Mehmet Yakup Yılmaz Body Wrapper

Hrant için adalet bu kadar!

HRANT Dink davasında esas hakkındaki görüşünü açıklayan savcı cinayetin bir Ergenekon hücresi tarafından planlanıp işlendiğini söyledi.

“Bir üniversite öğrencisi ve bir simitçi bu cinayeti tek başına işleyemez” dedi.
Esas hakkındaki mütalaada “Ergenekon örgütünün Trabzon hücresini oluşturan sanıkların ana örgüt ile bağlantılarının tam olarak ortaya konulamadığı” da vurgulanıyor, savcı “soruşturmanın henüz bitmediğini” de söylüyor.
Benim için hiç sürpriz olmadı. İlk günden beri böyle bir cinayetin “bir simitçi ve bir öğrenci” tarafından planlanıp işlenmiş olamayacağını, arkasında başka bir düzenin olabileceğini söyleyen çok oldu.
Olayın arkasındaki esas örgüte ulaşılamadığını şimdi savcı da söylüyor.
Bu neden oldu acaba? Herkesin gözünün önündeki suç örgütü neden ortaya çıkarılamadı?
Geçmişe dönmekte yarar var:
Yasin Hayal’in Hrant Dink’i öldürmek için plan yaptığı Trabzon’da hem jandarmaya, hem de polise ihbar edilmişti.
Ama bu ihbarların gerekleri yerine getirilmedi.
İstihbaratı değerlendirmeyen jandarma mensuplarından Albay Ali Öz ve Yüzbaşı Metin Yıldız ile dört er “görevi ihmalden” yargılanıp, ceza aldılar.
İstihbaratın değerlendirilmemesinden sorumlu olması gereken polisler ise yargılanamadı, çünkü hükümet soruşturma izni vermedi. İstanbul Savcılığı’nın MİT için istediği soruşturma izni de Başbakanlık tarafından geri çevrildi.
Bazı polislerin “görevi ihmalden” yargılanabilmeleri için AİHM’nin kararı gerekti.
Yasin Hayal’in, McDonald’s bombalama eyleminden sonra birçok yurtdışı numara ile görüştüğü tespit edilmişti, Adalet Bakanlığı bu numaraların sahiplerinin belirlenmesine izin vermedi.
Bu nedenle Hrant Dink cinayetini planlayıp uygulayan örgütün özel olarak mı korunduğunu yoksa polislerin sadece basit bir ihmal suçu mu işlediklerini öğrenemedik.
Oysa eğer savcının sözünü ettiği türden bir örgüt yapılanması varsa bu kişiler de iyice soruşturulmalıydı ki gerçeği bilebilelim.
Ama soruşturma bir türlü derinleşemedi ve sonunda savcı da mahkemede gerçeği ilan etti: “Sanıkların örgüt ile bağlantıları tam olarak tespit edilemedi”!
Bu davanın böylece bitemeyeceği çok açık!
Ama aradan geçen bunca yıldan sonra karartılmış olması çok olası örgüt bağlantılarının nasıl ortaya çıkarılabileceği de ayrı bir konu.
Hükümetin zamanında bu soruşturmalar için izin vermemiş olması, adaletin belki de hiç tecelli etmemesi sonucunu doğuracak.

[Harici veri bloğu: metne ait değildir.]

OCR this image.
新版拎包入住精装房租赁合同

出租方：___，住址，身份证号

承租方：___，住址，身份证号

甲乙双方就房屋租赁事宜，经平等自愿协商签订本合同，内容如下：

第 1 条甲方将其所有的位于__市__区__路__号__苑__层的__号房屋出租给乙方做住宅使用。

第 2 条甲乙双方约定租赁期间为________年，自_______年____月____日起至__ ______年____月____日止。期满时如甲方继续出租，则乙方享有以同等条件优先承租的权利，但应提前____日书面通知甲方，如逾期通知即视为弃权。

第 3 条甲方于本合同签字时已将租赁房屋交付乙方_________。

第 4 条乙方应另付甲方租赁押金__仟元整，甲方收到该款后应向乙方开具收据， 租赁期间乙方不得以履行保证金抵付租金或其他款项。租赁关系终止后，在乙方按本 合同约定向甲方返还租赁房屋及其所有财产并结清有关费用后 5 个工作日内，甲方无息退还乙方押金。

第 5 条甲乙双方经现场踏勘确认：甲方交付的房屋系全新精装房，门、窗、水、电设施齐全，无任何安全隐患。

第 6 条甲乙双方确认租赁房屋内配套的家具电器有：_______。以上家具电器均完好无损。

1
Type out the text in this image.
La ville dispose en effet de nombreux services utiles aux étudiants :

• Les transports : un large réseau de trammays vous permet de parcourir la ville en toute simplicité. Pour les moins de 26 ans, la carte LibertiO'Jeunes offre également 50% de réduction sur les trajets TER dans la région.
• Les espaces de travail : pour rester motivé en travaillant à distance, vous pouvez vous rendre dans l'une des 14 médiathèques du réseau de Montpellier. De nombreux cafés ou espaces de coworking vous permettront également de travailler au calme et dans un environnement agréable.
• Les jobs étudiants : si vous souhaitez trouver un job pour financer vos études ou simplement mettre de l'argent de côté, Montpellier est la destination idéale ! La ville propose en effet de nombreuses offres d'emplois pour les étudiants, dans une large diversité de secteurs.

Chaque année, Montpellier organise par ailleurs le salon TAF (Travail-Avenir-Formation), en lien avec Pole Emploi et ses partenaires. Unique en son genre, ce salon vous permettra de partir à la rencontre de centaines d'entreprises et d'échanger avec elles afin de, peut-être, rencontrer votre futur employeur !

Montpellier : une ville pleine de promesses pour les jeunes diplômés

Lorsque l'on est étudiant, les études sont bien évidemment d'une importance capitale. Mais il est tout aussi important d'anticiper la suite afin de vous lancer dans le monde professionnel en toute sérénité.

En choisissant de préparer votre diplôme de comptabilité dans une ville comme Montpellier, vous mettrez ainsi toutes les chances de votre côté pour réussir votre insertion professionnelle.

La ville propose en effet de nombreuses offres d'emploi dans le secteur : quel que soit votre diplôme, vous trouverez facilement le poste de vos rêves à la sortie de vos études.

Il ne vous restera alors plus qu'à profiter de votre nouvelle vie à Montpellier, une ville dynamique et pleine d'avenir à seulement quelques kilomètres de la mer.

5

Komplo teorilerinin sonu yoktur

MİT Müsteşarı Hakan Fidan’ın, Başbakanlık Müsteşar Yardımcısı iken PKK’nın bazı yöneticileri ile görüştüğünü ortaya koyan ses kaydının neden ve kimler tarafından yayımlandığı tartışmalarına yandaş medyadan şöyle bir katkı geldi:
“Müsteşar Hakan Fidan’ı zor durumda bırakmak için MİT’in içinden sızdırıldı”!
Daha önce de bu sızdırma işinde Mossad parmağı aramışlardı, hatırlayacaksınız.
PKK da açıklama yapmıştı “Biz sızdırmadık” diye. “Aracı ülke” temsilcisinin zaten nasıl bir çıkarı olabilir ki bu kaydı sızdırsın?
Bu durumda “olağan şüpheli” MİT içinden birileri oluyor haliyle.
Mümkündür olabilir. Ama şu ihtimali de bu memlekette işlerin nasıl yürüdüğünü bilenler ihmal etmezler: Acaba MİT içinde bir tasfiye mi planlanıyor? Görüşme kayıtlarının sızdırılması bunun için gerekçe mi olacak?
Bizim gibi komplo teorilerine meraklı ülkelerde buradan yola çıkılarak varılacak yer de “görüşme kaydını özel olarak sızdırdılar ki istedikleri tasfiyeyi yapabilecek gerekçeleri olsun” noktası olur!
Dedim ya, bu memlekette komplo teorilerinin sonu yoktur!

İşe yarar mı dersiniz?

MİLLİ Eğitim Bakanı Ömer Dinçer, yeni öğretim yılının açılışında öğretmenlere seslendi.
“Bu yıl boyunca hem kendinizin kullanmasını hem de öğrencilerimize öğretmenizi istediğim üç söz var” dedi.
Bakan Dinçer şu üç sözün öğretilmesini istiyor: “Özür dilerim, haklısınız, teşekkür ederim!”
Milli Eğitim Bakanı, bunu söyledikten sonra 55 bin öğretmen alınması ile ilgili olarak seçim öncesinde verilen sözün tutulmaması nedeniyle özür de diledi. Kendisini kutlarım.
Milli Eğitim Bakanı, bütün ülkenin “başöğretmeni” sayılabilir mi, bilmiyorum.
Ama Bakan Dinçer’e önerim şudur: Bundan sonraki ilk Bakanlar Kurulu toplantısında bu sözlerin kullanılmasını hükümet üyelerinden de rica etsin.
Bazılarının bu dersi kabul edeceğinden hiç umudum yok ama bakarsınız işe yarar!